2°) de mettre à la charge de l'Etat une somme de 2000 euros en application des dispositions de l'article L. 761-1 du code de justice administrative.

Il soutient que :

- la condition d'urgence est satisfaite dès lors que du fait de l'absence de perception de l'aide au retour à l'emploi, il se trouve dans une situation financière difficile ne lui permettant pas de subvenir à ses besoins fondamentaux, qu'il ne peut plus payer ses loyers, recevoir ses enfants ;

- la condition tenant à l'existence d'une atteinte grave et manifestement illégale à une liberté fondamentale est remplie dès lors que l'absence de communication de l'attestation employeur lui permettant de percevoir l'aide au retour à l'emploi, porte atteinte à son droit de propriété qu'il détient sur cette allocation.

Vu les autres pièces du dossier ;

Vu le code de justice administrative.

Considérant ce qui suit :

1. Aux termes de l'article L. 521-2 du code de justice administrative : " Saisi d'une demande en ce sens justifiée par l'urgence, le juge des référés peut ordonner toutes mesures nécessaires à la sauvegarde d'une liberté fondamentale à laquelle une personne morale de droit public ou un organisme de droit privé chargé de la gestion d'un service public aurait porté, dans l'exercice d'un de ses pouvoirs, une atteinte grave et manifestement illégale. Le juge des référés se prononce dans un délai de quarante-huit heures ". Aux termes de l'article L. 522-3 du même code : " Lorsque la demande ne présente pas un caractère d'urgence ou lorsqu'il apparaît manifeste, au vu de la demande, () qu'elle est mal fondée (), le juge des référés peut la rejeter par une ordonnance motivée sans qu'il y ait lieu d'appliquer les deux premiers alinéas de l'article L. 522-1. ".

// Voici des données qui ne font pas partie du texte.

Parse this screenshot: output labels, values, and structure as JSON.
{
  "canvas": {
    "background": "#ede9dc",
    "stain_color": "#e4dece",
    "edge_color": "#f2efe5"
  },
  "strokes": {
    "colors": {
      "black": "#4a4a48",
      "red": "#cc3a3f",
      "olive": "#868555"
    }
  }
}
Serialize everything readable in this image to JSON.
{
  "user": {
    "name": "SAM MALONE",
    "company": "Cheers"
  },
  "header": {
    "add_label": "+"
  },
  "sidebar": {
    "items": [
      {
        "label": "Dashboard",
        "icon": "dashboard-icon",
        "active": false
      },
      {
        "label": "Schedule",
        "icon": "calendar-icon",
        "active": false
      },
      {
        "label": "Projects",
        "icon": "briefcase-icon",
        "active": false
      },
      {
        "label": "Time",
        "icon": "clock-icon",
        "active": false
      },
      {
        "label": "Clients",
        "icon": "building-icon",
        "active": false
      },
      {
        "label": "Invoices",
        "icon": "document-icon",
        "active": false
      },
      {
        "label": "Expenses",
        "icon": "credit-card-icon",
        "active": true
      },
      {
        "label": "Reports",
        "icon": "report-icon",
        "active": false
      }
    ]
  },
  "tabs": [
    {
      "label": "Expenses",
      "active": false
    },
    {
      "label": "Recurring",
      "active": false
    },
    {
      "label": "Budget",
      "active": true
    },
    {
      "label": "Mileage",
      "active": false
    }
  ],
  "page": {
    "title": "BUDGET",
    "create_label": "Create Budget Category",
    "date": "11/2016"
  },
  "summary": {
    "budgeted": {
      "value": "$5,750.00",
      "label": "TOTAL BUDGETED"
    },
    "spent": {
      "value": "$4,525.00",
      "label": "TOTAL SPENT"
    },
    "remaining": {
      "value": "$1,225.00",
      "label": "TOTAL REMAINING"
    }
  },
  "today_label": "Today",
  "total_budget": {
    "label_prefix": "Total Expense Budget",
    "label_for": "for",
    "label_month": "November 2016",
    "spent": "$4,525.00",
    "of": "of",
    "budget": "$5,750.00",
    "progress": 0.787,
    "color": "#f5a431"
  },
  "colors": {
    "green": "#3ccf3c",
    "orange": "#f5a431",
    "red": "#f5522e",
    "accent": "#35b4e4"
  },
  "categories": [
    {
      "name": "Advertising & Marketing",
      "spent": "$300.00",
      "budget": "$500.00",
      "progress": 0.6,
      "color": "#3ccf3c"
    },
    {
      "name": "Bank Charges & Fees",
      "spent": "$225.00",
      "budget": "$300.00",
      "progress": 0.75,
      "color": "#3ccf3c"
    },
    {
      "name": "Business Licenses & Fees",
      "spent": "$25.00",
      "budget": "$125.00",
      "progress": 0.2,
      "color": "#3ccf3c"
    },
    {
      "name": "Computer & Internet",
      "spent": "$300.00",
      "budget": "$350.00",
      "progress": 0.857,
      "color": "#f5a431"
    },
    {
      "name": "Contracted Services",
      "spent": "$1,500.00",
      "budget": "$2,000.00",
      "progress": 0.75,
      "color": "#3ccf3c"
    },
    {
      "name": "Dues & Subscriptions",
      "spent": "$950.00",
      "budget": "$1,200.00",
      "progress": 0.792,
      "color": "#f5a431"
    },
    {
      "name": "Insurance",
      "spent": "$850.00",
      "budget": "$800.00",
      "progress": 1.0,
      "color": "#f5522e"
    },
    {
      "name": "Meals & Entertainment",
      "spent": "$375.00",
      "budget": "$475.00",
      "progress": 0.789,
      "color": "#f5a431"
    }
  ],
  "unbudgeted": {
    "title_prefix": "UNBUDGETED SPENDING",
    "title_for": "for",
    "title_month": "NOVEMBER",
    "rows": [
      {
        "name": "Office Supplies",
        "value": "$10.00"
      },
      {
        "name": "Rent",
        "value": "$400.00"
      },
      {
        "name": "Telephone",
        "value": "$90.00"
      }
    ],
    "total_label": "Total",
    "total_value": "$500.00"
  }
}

2. L'usage par le juge des référés des pouvoirs qu'il tient des dispositions précitées est subordonné à la condition qu'une urgence particulière rende nécessaire l'intervention dans les quarante-huit heures d'une mesure destinée à la sauvegarde d'une liberté fondamentale. Il appartient ainsi au requérant de justifier dans tous les cas de l'urgence, laquelle ne saurait être regardée comme remplie en l'absence d'éléments concrets, propres à chaque espèce, de nature à établir l'urgence des mesures sollicitées dans le cadre de cette procédure particulière de référé qui implique l'intervention du juge dans des délais particulièrement brefs.

3. Pour justifier de l'urgence et de la nécessité pour lui de bénéficier à très bref délai d'une mesure de la nature de celles qui peuvent être ordonnées sur le fondement de l'article L. 521-2 du code de justice administrative, M. A soutient qu'il présente des difficultés financières ne lui permettant pas de subvenir à ses besoins fondamentaux tels que payer son loyer, recevoir ou visiter ses enfants. Toutefois ces circonstances, au demeurant non justifiées, ne sauraient établir l'existence d'une urgence imminente nécessitant l'intervention du juge des référés dans les conditions prévues par les dispositions précitées de l'article L. 521-2 du même code, alors, par ailleurs, que le requérant ne justifie pas d'une atteinte à une liberté fondamentale. Dès lors, les conclusions de M. A présentées sur le fondement des dispositions de l'article L. 521-2 du code de justice administrative doivent être rejetées, ainsi, par voie de conséquence, que ses conclusions présentées sur le fondement des dispositions de l'article L. 761-1 du code de justice administrative.

O R D O N N E :

Article 1er : La requête de M. A est rejetée.

Article 2 : La présente ordonnance sera notifiée à M. B A.

Fait à Clermont-Ferrand, le 17 février 2025.

La juge des référés

C. BENTÉJAC

La République mande et ordonne au préfet de l'Allier en ce qui le concerne ou à tous commissaires de justice à ce requis en ce qui concerne les voies de droit commun contre les parties privées, de pourvoir à l'exécution de la présente décision.